Looking at this issue we recognized that we encountered this problem before. When we take on a new project, we start almost all of them with a Design Sprint. Here we work together with the most important stakeholders from our customer to figure out exactly what it is the customer wants and whether those wishes align with what their end-user wants. So could we apply this idea to Machine Learning and Data Science as well?
This is where our idea for a Data Science Sprint came into play. Our goal was to create a process where in a couple of days we, together with a customer, could figure out:
- What data is available, spread across an organization;
- What problems the customer is facing; and
- How that data can support our customers’ goals.
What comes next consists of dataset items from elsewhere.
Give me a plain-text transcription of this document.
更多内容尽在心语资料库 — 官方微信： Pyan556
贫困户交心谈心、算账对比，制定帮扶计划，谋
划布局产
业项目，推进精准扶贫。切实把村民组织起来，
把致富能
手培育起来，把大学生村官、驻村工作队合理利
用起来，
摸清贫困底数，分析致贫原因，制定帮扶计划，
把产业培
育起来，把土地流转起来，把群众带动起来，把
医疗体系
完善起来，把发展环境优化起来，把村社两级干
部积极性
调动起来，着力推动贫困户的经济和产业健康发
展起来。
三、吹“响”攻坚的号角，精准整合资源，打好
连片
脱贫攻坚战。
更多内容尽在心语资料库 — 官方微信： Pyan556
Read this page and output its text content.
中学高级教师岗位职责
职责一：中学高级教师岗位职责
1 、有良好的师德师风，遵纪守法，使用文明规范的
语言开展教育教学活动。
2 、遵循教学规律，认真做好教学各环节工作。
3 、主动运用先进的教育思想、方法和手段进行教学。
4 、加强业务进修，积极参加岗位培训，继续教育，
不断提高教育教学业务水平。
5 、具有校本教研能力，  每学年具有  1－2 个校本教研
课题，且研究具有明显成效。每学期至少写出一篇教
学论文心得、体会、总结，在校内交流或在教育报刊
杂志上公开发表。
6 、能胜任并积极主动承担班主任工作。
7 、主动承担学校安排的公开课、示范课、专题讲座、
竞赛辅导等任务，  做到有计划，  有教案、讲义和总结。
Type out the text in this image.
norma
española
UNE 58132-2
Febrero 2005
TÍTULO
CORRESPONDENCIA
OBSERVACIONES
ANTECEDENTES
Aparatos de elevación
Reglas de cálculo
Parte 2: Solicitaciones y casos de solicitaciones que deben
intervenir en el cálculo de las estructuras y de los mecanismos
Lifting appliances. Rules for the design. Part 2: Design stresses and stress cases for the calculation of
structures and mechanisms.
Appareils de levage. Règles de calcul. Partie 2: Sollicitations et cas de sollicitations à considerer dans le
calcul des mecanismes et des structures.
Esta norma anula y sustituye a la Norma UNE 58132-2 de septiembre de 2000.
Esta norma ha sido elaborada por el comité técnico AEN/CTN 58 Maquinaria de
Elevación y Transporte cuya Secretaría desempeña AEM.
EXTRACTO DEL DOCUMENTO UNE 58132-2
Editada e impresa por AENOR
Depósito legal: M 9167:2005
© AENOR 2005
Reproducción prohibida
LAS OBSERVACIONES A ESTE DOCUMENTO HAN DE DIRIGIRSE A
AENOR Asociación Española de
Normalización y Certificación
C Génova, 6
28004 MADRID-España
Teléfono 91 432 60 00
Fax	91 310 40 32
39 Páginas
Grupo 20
The important difference here is that we don’t look at the data to see whether there is a problem, but try to solve an existing problem through data. This way we make sure that we aren’t building a complex (and expensive) Machine Learning solutions to solve a non-existent problems, while still maintaining a data-driven decision process.
Where’s the user in all this?
We mentioned that we want to solve a human problem, but so far we haven’t involved any humans into the process. Since we don’t want to base our solution on data alone, it is important to involve the end-user. But how do we integrate the end-user into such an abstract process?
Having a lot of data to look at is helpful, but still its the user base that creates, and trusts us to do the right thing with their data. Therefore we need to be able to understand our user just as well as we understand the data, if we want the algorithm to make the right decisions. To do this we use an empirical approach when it comes to Data Collection during our Data Science Sprints.
This empirical approach means that all the insights derived by our Data Scientists during a Data Science Sprint will always have to be evaluated by domain experts or/and end-users before we accept them to be true. This evaluation of insights is the last phase of our Data Science Sprint. Once we understand the problem the customer is facing, and we have collected the data we think we need, our Data Scientists set out to analyze all the data and discover the patterns they believe to be relevant.
On the last day of the Data Science Sprint we then sit down with business stakeholders, domain experts and possibly even end-users to present our insights and discuss the validity and ethical impact of our findings. Based on the outcome of this discussion the decision can be made whether or not the current dataset is sufficient enough to create a reliable Machine Learning model.
When actually designing and implementing this analytical model we use a similar approach. As the technology partner we can never have the same business understanding as our customer does. While our algorithms will learn from the feedback the end-users are giving them, it is important to remove flaws before the initial deployment. This is another phase where we directly involve our customers and end-users in making decisions. Before we decide to deploy an algorithm we sit down with domain experts at our customer or with actual test-users to evaluate the correctness of the algorithm.
Why not rely on your test-set?
Those of you reading that have experience in creating Machine Learning solutions know the importance of having a reserved set of data. This reserved set allows you to test how well your created algorithm is performing. But why not simply rely on that dataset to tell you whether or not your software is working as intended? Because datasets do not feel emotions. People do.
Actual in person User Testing is very valuable to us, we even have a mobile UX Research lab named Billy. This type of user testing helps us determine the social and emotional impact of the solutions we create and we will also be applying this type of research to our Machine Learning solutions. In fact, collecting immediate feedback to the outcome of your algorithm is very helpful.
We always have the possibility to tell Siri that she misunderstood us, or correct our Autocorrect in that our company name is written theFactor.e and not The Factor.E. But how do these types of errors affect the user’s overall opinion of the tool and how do they react to the mistake? Did they laugh or get frustrated? Maybe they got offended or feel discriminated against.
For now, purely based on data, there is no reliable way to tell why someone left a website. We can’t ask them why they left, because they’re no longer on our website and analytics only tell us so much. So after we deploy our Machine Learning solutions and they adapt to our users’ input, sitting down with actual humans remains just as important, if not more important than having algorithms.